Когда Уилки Коллинз примкнул в марте к любительской актерской труппе, Диккенс был очень рад этому приобретению. Их отношения укрепились во время многочисленных репетиций и гастролей по провинции. Коллинз, бывший на 12 лет моложе Диккенса, так же, как и он, увлекался театром и тоже начал писать. На первый взгляд эта дружба могла показаться противоестественной, кстати, некоторые, например Форстер, ее не одобряли. Коллинз был беззаботным дилетантом, чего Диккенс обычно терпеть не мог; он наслаждался жизнью, мало заботясь о морали, ему приписывали многочисленные любовные похождения, в том числе с проститутками. Диккенс так обозначил ситуацию: сам он был «гением порядка», а Коллинза с ласковым неодобрением называл «гением беспорядка». В кругу его друзей Коллинз понемногу заменит собой Маклиза, становившегося невыносимым из-за перепадов настроения и ревности к Форстеру. С ним Диккенс мог позволить себе «пуститься во все тяжкие» (до каких пределов?) и отдохнуть от назидательной благопристойности Мамонта, как некогда с Маклизом. Но в отличие от последнего настроение Коллинза всегда было ровным: это был веселый спутник, любезный и приветливый при любых обстоятельствах. Отличаясь этим от Маклиза, он к тому же старательно избегал конфронтации с Форстером, который его недолюбливал.
Любопытная особенность для человека, щедрого на дружбу: впервые Диккенс подружился с романистом; обычно близкие ему люди были художниками, иллюстраторами, театральными деятелями или журналистами. Возможно, достигнув зрелости, он, как и многие другие писатели до него, почувствовал необходимость обрести «ученика», первым распознав его талант, чтобы тот восторженно следовал его советам. Мы увидим, в какой степени это влияние станет впоследствии взаимным.
Вечно сражающийся с несправедливостью, Диккенс не испытал большого воодушевления от Всемирной выставки 1851 года, которая, однако, была в глазах его современников первой вершиной, покоренной в Викторианскую эпоху. Он даже предложил со страниц «Домашнего чтения» организовать параллельную выставку, которая обнажила бы «просчеты и недостатки Англии», и, спасаясь от наплыва посетителей, охотно бы уехал с Кэт и детьми за город, если бы срочное дело не удержало его в Лондоне. Срок аренды дома на Девоншир-Террас истекал, а его друг Фрэнк Стоун как раз съехал с квартиры, выходившей на Тависток-сквер. Рядом с этим домом стояли еще два, такого же типа, купаясь в полнейшем покое: сад, огороженный решеткой, и аллея для карет отделяли его от улицы. Величина дома компенсировала посредственное состояние, в котором он находился. Диккенс решил улучшить дом, поручив ремонт своему зятю Генри Остину.
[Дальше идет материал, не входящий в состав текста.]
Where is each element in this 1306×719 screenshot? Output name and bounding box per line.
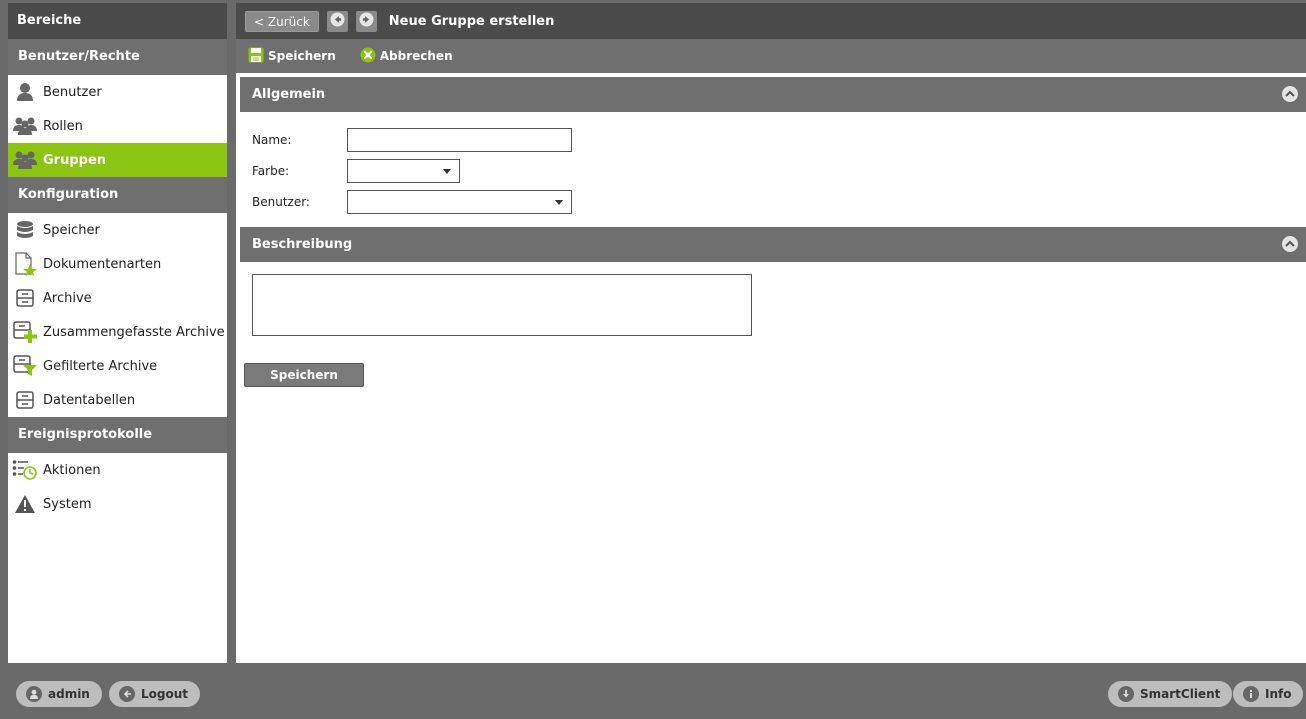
nav-back-button[interactable] bbox=[326, 10, 348, 32]
logout-icon bbox=[119, 686, 135, 702]
download-icon bbox=[1118, 686, 1134, 702]
sidebar-item-label: Aktionen bbox=[43, 462, 101, 478]
info-label: Info bbox=[1265, 687, 1292, 701]
name-input[interactable] bbox=[347, 127, 572, 152]
back-button[interactable]: < Zurück bbox=[245, 10, 319, 32]
name-row: Name: bbox=[252, 124, 1306, 155]
arrow-left-icon bbox=[330, 12, 345, 31]
toolbar-save-button[interactable]: Speichern bbox=[248, 47, 336, 66]
name-label: Name: bbox=[252, 132, 292, 147]
sidebar-item-dokumentenarten[interactable]: Dokumentenarten bbox=[8, 247, 227, 281]
info-icon bbox=[1243, 686, 1259, 702]
sidebar-item-benutzer[interactable]: Benutzer bbox=[8, 75, 227, 109]
description-panel-header[interactable]: Beschreibung bbox=[240, 227, 1306, 262]
sidebar-item-label: Dokumentenarten bbox=[43, 256, 162, 272]
cancel-icon bbox=[360, 47, 380, 66]
user-icon bbox=[26, 686, 42, 702]
toolbar-save-label: Speichern bbox=[268, 49, 336, 63]
archive-icon bbox=[12, 286, 38, 310]
footer: admin Logout SmartClient Info bbox=[0, 665, 1306, 719]
logout-button[interactable]: Logout bbox=[109, 681, 201, 707]
logout-label: Logout bbox=[141, 687, 189, 701]
general-panel-header[interactable]: Allgemein bbox=[240, 77, 1306, 112]
description-textarea[interactable] bbox=[252, 274, 752, 336]
users-label: Benutzer: bbox=[252, 194, 310, 209]
color-select[interactable] bbox=[347, 158, 460, 183]
chevron-down-icon bbox=[555, 199, 563, 205]
chevron-up-icon bbox=[1285, 77, 1295, 112]
document-star-icon bbox=[12, 252, 38, 276]
sidebar-item-label: Benutzer bbox=[43, 84, 102, 100]
sidebar-item-label: Datentabellen bbox=[43, 392, 136, 408]
sidebar-item-label: Archive bbox=[43, 290, 92, 306]
sidebar-item-rollen[interactable]: Rollen bbox=[8, 109, 227, 143]
database-icon bbox=[12, 218, 38, 242]
page-title: Neue Gruppe erstellen bbox=[388, 13, 555, 29]
sidebar-section-benutzer-rechte[interactable]: Benutzer/Rechte bbox=[8, 39, 227, 75]
archive-filter-icon bbox=[12, 354, 38, 378]
color-label: Farbe: bbox=[252, 163, 290, 178]
sidebar-item-label: Rollen bbox=[43, 118, 83, 134]
roles-icon bbox=[12, 114, 38, 138]
sidebar-item-archive[interactable]: Archive bbox=[8, 281, 227, 315]
nav-forward-button[interactable] bbox=[355, 10, 377, 32]
collapse-general-button[interactable] bbox=[1282, 86, 1298, 102]
sidebar-item-label: Gefilterte Archive bbox=[43, 358, 158, 374]
toolbar-cancel-label: Abbrechen bbox=[379, 49, 453, 63]
sidebar-item-label: Speicher bbox=[43, 222, 100, 238]
chevron-down-icon bbox=[443, 168, 451, 174]
sidebar-item-aktionen[interactable]: Aktionen bbox=[8, 453, 227, 487]
sidebar-item-gefilterte-archive[interactable]: Gefilterte Archive bbox=[8, 349, 227, 383]
sidebar-title: Bereiche bbox=[8, 3, 227, 39]
sidebar-item-system[interactable]: System bbox=[8, 487, 227, 521]
sidebar: Bereiche Benutzer/Rechte Benutzer Rollen… bbox=[8, 3, 227, 663]
info-button[interactable]: Info bbox=[1233, 681, 1304, 707]
main-panel: < Zurück Neue Gruppe erstellen Speichern… bbox=[236, 3, 1306, 663]
toolbar: Speichern Abbrechen bbox=[236, 39, 1306, 77]
user-icon bbox=[12, 80, 38, 104]
toolbar-cancel-button[interactable]: Abbrechen bbox=[360, 47, 453, 66]
users-row: Benutzer: bbox=[252, 186, 1306, 217]
sidebar-section-konfiguration[interactable]: Konfiguration bbox=[8, 177, 227, 213]
description-panel-title: Beschreibung bbox=[252, 237, 353, 252]
sidebar-item-datentabellen[interactable]: Datentabellen bbox=[8, 383, 227, 417]
warning-icon bbox=[12, 492, 38, 516]
sidebar-item-gruppen[interactable]: Gruppen bbox=[8, 143, 227, 177]
save-icon bbox=[248, 47, 268, 66]
smartclient-label: SmartClient bbox=[1140, 687, 1221, 701]
groups-icon bbox=[12, 148, 38, 172]
chevron-up-icon bbox=[1285, 227, 1295, 262]
sidebar-item-zusammengefasste-archive[interactable]: Zusammengefasste Archive bbox=[8, 315, 227, 349]
general-form: Name: Farbe: Benutzer: bbox=[236, 112, 1306, 227]
archive-plus-icon bbox=[12, 320, 38, 344]
user-label: admin bbox=[48, 687, 90, 701]
smartclient-button[interactable]: SmartClient bbox=[1108, 681, 1233, 707]
save-button[interactable]: Speichern bbox=[244, 363, 364, 387]
collapse-description-button[interactable] bbox=[1282, 236, 1298, 252]
user-button[interactable]: admin bbox=[16, 681, 102, 707]
sidebar-item-label: System bbox=[43, 496, 92, 512]
actions-icon bbox=[12, 458, 38, 482]
color-row: Farbe: bbox=[252, 155, 1306, 186]
top-bar: < Zurück Neue Gruppe erstellen bbox=[236, 3, 1306, 39]
table-icon bbox=[12, 388, 38, 412]
sidebar-item-label: Gruppen bbox=[43, 152, 107, 168]
sidebar-item-label: Zusammengefasste Archive bbox=[43, 324, 225, 340]
users-select[interactable] bbox=[347, 189, 572, 214]
general-panel-title: Allgemein bbox=[252, 87, 326, 102]
sidebar-item-speicher[interactable]: Speicher bbox=[8, 213, 227, 247]
sidebar-section-ereignisprotokolle[interactable]: Ereignisprotokolle bbox=[8, 417, 227, 453]
arrow-right-icon bbox=[359, 12, 374, 31]
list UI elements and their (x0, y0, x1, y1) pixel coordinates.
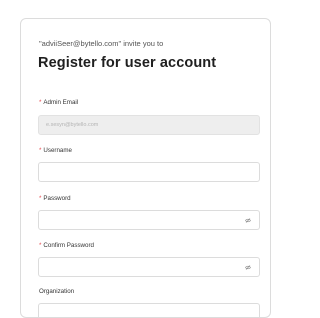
invite-text: "adviiSeer@bytello.com" invite you to (39, 39, 164, 48)
username-input[interactable] (38, 162, 260, 182)
required-mark: * (39, 195, 42, 202)
admin-email-label: * Admin Email (39, 99, 78, 106)
eye-off-icon[interactable] (245, 265, 251, 270)
organization-label-text: Organization (39, 288, 75, 295)
eye-off-icon[interactable] (245, 218, 251, 223)
admin-email-label-text: Admin Email (43, 99, 79, 106)
username-label-text: Username (43, 147, 72, 154)
organization-label: Organization (39, 288, 74, 295)
page-title: Register for user account (38, 55, 217, 71)
password-input[interactable] (38, 210, 260, 230)
password-label-text: Password (43, 195, 71, 202)
password-label: * Password (39, 195, 71, 202)
required-mark: * (39, 147, 42, 154)
confirm-password-label-text: Confirm Password (43, 242, 94, 249)
confirm-password-label: * Confirm Password (39, 242, 94, 249)
required-mark: * (39, 99, 42, 106)
confirm-password-input[interactable] (38, 257, 260, 277)
register-card: "adviiSeer@bytello.com" invite you to Re… (20, 18, 271, 318)
required-mark: * (39, 242, 42, 249)
admin-email-value: e.sesyn@bytello.com (46, 122, 99, 128)
username-label: * Username (39, 147, 72, 154)
organization-input[interactable] (38, 303, 260, 317)
admin-email-field: e.sesyn@bytello.com (38, 115, 260, 135)
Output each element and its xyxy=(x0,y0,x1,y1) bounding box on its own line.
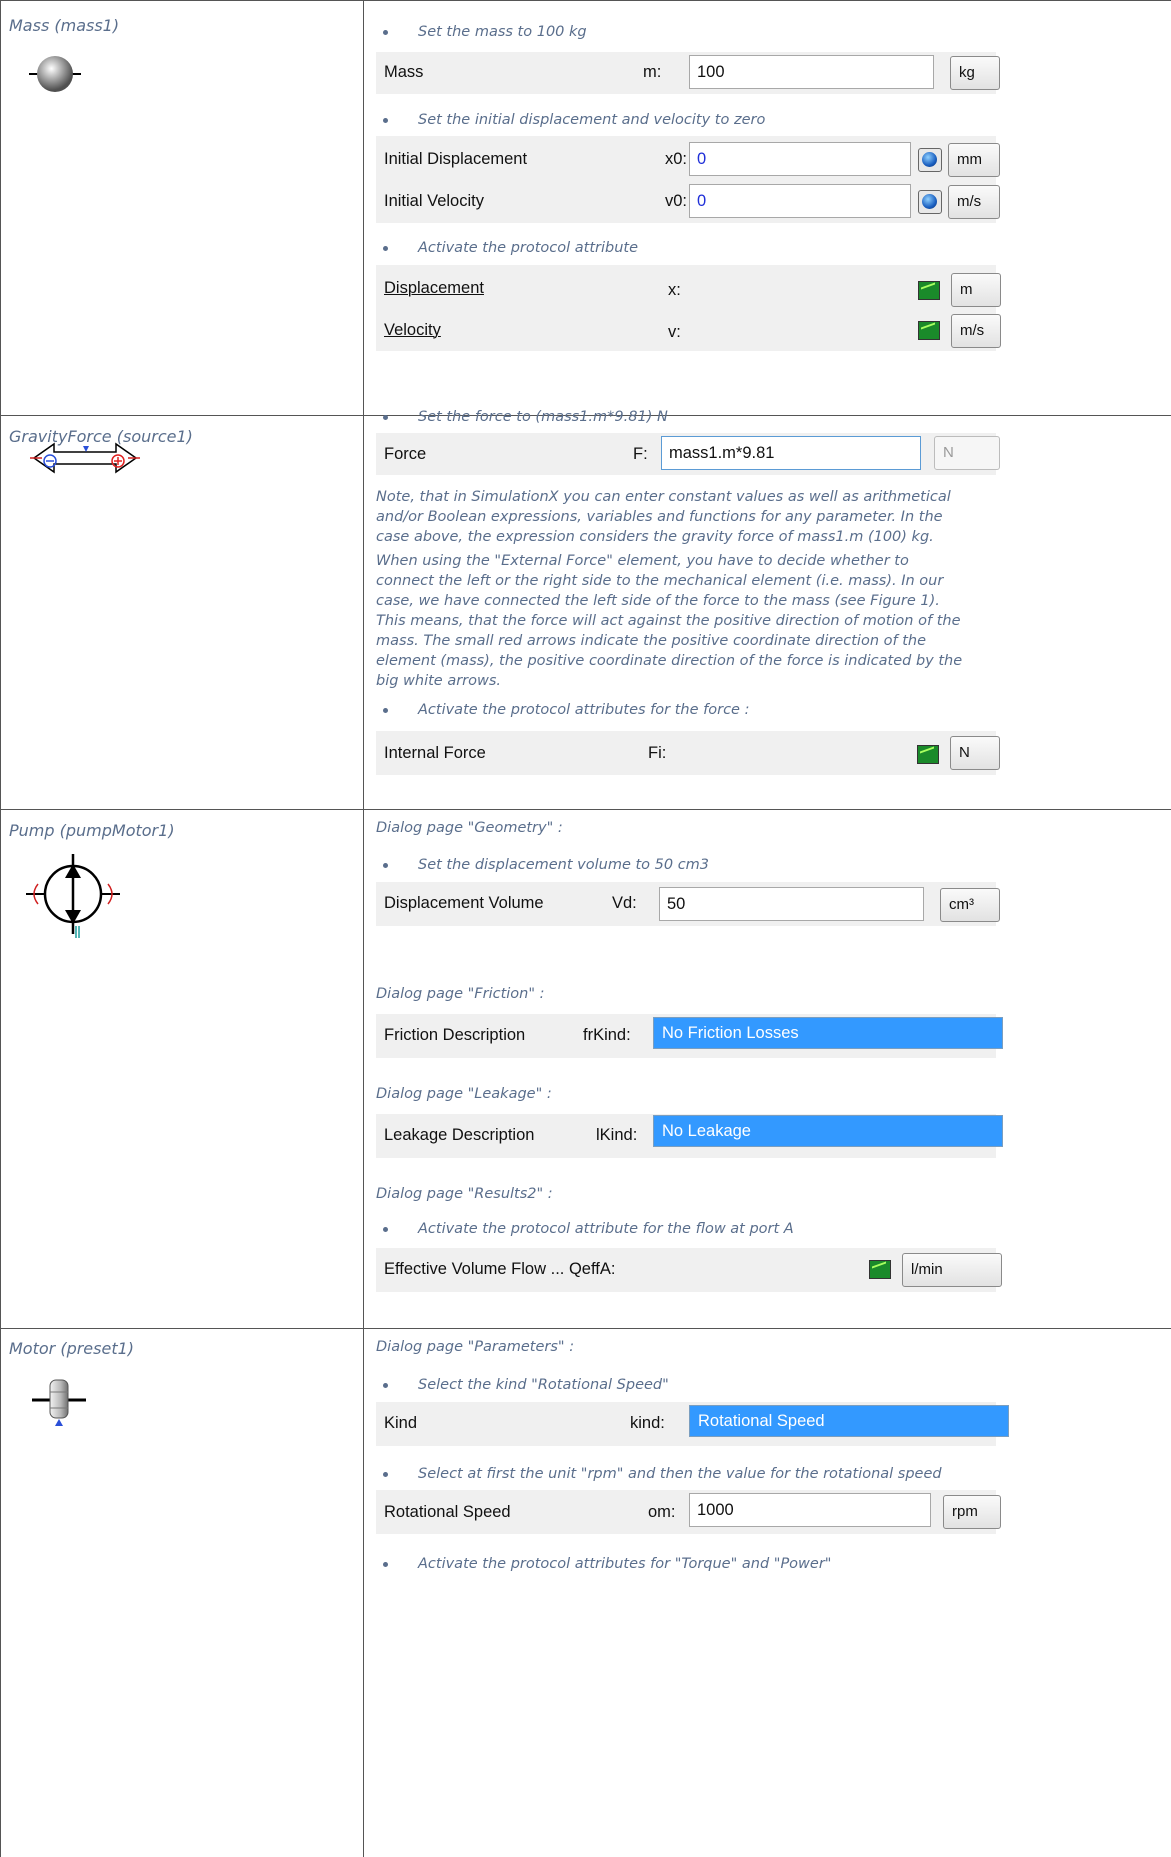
globe-icon[interactable] xyxy=(918,190,942,214)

Он не напишет ни слова из нового романа, пока не наведет порядок на рабочем столе, обращенном в сад, расставив любимые безделушки: двух бронзовых лягушек, человечка с карманами, полными щенков, и разложив письменные принадлежности: нож для бумаги из слоновой кости, запас излюбленной писчей бумаги, всегда одной и той же, синие чернила и гусиные перья. Чтобы продуктивно работать и задать направление своему буйному воображению, «гений порядка» всё больше привязывался к мелочам. «Для каждой вещи находилось место, и все вещи стояли на своих местах, никакой небрежности не допускалось, — рассказывает один сосед. — Порядок и безупречность, перенесенные с Девоншир-Террас, приняли больший размах». Безупречность даже в ванной комнате, где Диккенс велел установить холодный душ очень большого напора. «Ежедневно пользуясь душем, я не смогу терпеть присутствие стульчака в углу», — твердо заявил он. Низменный аксессуар удалось спрятать за ширмой…
Однако фантазия не была совершенно изгнана из Тависток-хауса. Для украшения двери, отделяющей кабинет от гостиной, Диккенс заказал столяру книжный шкаф в технике оптической иллюзии: не менее 113 ложных книг с лукавыми названиями типа «Пять минут в Китае» (три тома), «Короткий послеполуденный отдых на пирамидах» (два тома), «Выдающиеся глупости Канта» и жемчужина «коллекции» — «Мудрость наших предков», шесть томов которой назывались «Невежество», «Мнительность», «Плаха», «Костер», «Грязь» и «Болезнь», а дополнением к ней служили «Добродетели наших предков» — тоненькая брошюра, заглавие которой едва можно было различить.